The Captain gulped down the cool, refreshing liquid.  The combined effects of the B.U.D. and Saturian java started focussing his thoughts into semi-coherent patterns.  He pulled his shades out of his pocket and put them on, opening his eyes.  He looked around and saw Strautnaut’s grinning face and sparkling gold uniform.  The room was a psychedelic mixture of vibrant colors, constantly changing and metamorphosing into themselves.  Beautiful mermaizon women were all around, giggling and playing with each other, floating in the zero-gravity of Megaclite.  Each had long, golden hair covering their naked bodies down to their waists, which smoothly transformed from the curves of their feminine hips into the silky scales of their long, sexy tailfins.

Captain Sphincter tried to sit up, but the two ton anvil currently slamming his consciousness had other plans for him.  “I’ve got to get up,” he groaned, “got to get to Uranus.”

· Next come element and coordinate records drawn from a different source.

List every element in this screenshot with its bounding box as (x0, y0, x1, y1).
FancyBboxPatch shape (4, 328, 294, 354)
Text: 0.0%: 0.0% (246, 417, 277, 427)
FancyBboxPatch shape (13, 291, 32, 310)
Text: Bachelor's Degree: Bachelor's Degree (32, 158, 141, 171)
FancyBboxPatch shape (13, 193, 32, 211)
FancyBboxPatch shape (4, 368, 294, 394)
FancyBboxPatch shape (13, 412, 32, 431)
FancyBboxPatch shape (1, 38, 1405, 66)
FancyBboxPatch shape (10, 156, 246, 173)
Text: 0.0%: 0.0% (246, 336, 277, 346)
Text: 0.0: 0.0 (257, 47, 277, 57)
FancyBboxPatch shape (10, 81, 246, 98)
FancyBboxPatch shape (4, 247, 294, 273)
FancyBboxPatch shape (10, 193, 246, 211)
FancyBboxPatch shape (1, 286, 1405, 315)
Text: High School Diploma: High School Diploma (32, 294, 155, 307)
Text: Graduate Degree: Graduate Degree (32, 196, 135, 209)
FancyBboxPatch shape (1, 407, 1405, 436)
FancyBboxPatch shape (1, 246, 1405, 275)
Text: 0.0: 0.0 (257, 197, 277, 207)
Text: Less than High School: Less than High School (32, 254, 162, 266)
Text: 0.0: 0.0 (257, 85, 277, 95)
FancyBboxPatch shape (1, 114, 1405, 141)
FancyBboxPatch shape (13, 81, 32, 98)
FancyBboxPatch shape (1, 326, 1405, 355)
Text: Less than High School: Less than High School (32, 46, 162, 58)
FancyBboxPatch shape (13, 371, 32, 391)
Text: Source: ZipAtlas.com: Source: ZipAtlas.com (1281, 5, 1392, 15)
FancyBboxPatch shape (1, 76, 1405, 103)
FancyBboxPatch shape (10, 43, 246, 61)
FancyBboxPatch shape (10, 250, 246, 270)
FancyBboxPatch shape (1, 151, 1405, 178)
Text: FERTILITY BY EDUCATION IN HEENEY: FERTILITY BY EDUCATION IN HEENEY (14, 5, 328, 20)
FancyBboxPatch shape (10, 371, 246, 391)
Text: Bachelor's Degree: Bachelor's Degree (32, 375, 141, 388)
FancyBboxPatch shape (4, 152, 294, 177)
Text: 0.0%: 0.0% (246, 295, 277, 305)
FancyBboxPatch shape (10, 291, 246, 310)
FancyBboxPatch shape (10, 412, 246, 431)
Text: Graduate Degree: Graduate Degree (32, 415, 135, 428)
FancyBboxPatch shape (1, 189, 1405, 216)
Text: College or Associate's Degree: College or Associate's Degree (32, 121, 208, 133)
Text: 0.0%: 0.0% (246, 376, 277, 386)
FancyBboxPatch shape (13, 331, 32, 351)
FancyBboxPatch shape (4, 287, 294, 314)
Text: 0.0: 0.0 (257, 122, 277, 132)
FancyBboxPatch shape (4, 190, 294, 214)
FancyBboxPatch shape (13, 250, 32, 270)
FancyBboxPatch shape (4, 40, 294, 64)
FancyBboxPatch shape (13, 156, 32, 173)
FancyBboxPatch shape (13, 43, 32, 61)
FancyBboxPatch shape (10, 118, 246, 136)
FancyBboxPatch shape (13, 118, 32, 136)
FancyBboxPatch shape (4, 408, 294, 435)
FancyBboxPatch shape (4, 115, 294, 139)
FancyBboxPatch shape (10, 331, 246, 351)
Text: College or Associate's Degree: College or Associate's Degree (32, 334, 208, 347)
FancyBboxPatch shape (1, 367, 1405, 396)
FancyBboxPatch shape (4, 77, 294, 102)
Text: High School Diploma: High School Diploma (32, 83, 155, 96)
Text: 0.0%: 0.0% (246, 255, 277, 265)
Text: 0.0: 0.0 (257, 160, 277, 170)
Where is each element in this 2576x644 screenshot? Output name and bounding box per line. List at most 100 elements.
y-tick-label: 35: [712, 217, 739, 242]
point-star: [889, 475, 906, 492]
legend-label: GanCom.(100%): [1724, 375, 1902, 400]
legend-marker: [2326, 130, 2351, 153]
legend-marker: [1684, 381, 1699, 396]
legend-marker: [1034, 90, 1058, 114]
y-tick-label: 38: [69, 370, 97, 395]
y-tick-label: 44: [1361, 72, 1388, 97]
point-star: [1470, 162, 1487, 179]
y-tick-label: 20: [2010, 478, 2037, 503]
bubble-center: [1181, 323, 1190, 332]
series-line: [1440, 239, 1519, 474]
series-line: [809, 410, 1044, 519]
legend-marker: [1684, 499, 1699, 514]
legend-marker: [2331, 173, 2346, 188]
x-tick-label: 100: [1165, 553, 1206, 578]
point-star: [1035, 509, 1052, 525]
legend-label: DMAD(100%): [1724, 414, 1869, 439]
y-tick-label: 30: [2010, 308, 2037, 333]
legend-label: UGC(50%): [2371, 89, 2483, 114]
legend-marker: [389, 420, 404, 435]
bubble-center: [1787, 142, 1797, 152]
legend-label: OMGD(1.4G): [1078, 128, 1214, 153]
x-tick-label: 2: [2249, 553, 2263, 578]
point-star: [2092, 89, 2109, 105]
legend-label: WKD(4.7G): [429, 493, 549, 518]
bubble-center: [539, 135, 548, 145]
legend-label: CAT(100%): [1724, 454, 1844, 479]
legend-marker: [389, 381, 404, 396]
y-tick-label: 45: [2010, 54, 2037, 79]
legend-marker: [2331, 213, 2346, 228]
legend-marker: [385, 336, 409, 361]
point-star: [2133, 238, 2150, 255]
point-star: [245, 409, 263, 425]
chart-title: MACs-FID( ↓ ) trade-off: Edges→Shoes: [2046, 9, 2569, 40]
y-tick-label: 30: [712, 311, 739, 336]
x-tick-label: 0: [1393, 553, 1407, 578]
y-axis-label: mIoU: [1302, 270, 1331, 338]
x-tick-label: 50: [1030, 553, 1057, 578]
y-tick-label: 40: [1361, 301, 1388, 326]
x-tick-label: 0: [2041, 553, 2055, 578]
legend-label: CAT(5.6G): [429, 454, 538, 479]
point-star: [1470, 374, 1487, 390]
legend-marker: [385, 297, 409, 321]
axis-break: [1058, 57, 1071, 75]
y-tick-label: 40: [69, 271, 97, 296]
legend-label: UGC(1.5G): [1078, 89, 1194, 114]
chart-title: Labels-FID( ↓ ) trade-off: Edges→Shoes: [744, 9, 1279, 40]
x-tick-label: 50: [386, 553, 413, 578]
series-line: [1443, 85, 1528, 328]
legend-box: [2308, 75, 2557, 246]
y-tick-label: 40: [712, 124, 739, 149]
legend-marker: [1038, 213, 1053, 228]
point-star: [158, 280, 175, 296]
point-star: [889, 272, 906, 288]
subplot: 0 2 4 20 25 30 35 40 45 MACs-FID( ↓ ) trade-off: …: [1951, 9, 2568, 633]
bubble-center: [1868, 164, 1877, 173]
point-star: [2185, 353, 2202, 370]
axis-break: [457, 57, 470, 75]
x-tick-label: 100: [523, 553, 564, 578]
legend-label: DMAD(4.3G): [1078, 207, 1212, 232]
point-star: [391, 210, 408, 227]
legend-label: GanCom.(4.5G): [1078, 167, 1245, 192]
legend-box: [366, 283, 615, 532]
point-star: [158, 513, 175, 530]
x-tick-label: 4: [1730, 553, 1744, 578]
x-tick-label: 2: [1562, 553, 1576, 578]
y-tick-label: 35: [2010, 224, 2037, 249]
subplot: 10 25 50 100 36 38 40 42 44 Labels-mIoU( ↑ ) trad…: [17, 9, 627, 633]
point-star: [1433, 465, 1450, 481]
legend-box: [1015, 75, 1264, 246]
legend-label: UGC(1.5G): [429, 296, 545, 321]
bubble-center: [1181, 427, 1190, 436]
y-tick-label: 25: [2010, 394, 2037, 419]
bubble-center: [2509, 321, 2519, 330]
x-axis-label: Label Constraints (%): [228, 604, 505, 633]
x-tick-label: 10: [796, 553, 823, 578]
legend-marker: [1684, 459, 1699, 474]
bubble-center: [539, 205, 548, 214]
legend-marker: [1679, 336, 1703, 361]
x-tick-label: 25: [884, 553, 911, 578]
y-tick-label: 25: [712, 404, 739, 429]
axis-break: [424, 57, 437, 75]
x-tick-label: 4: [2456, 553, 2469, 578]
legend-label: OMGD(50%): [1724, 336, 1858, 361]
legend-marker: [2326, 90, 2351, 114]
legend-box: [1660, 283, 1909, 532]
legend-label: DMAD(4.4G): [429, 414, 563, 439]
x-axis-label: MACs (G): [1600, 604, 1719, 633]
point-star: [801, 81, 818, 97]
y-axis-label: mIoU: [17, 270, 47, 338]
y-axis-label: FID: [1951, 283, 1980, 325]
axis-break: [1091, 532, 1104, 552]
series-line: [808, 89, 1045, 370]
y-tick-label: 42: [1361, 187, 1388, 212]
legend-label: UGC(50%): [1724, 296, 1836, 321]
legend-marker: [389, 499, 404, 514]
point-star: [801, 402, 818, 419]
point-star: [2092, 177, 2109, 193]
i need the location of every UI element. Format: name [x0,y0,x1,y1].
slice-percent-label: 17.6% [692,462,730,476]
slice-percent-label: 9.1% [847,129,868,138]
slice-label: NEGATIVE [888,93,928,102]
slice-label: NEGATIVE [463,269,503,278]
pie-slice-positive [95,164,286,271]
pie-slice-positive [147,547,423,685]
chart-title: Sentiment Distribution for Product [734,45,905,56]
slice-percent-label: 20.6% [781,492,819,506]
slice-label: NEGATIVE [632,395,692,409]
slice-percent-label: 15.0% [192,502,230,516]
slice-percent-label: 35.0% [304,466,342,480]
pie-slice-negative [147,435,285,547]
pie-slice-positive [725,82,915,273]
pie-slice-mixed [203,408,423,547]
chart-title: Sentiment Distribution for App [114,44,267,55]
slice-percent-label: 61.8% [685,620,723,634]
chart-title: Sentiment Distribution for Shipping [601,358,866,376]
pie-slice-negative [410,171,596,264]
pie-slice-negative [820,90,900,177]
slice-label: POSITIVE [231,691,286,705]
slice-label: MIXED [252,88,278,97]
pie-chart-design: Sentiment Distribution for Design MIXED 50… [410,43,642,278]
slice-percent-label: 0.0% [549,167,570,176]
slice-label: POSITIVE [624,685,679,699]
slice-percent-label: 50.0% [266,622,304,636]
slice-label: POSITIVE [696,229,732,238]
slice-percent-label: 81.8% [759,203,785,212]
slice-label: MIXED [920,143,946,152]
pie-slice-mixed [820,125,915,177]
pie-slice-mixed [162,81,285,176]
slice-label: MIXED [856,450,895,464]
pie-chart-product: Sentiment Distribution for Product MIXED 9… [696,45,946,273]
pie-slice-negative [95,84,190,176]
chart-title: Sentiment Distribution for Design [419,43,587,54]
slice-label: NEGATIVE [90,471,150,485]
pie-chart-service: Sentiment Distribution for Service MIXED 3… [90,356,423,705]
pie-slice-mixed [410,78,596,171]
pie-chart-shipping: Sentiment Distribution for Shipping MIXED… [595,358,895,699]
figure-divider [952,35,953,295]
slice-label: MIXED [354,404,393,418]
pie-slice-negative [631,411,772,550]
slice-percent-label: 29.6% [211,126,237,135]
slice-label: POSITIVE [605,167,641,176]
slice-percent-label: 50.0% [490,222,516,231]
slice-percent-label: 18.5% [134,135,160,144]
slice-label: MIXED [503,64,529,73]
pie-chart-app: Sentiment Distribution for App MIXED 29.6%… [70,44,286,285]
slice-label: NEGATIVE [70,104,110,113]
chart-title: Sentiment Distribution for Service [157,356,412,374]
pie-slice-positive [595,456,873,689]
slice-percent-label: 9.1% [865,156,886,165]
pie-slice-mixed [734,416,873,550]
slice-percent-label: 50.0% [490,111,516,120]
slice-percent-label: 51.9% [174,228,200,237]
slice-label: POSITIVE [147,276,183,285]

“Uranus?!!” said Strautnaut, shocked, “you mean, you think you can get to Uranus?!  That is the most heavily fortified militarized planet in existence, man!  You’ve been bingeing on too much B.U.D., bro’, because that is crazy talk!”

The Captain started to think, but the effort seemed such a waste of precious energy that could better be served fighting the raging hordes of Mongolian horsemen that were placing his brainwaves under a siege.  He took three quick shots of B.U.D., a triple inhalation of the Hashmonian fog hooka, and promptly passed out.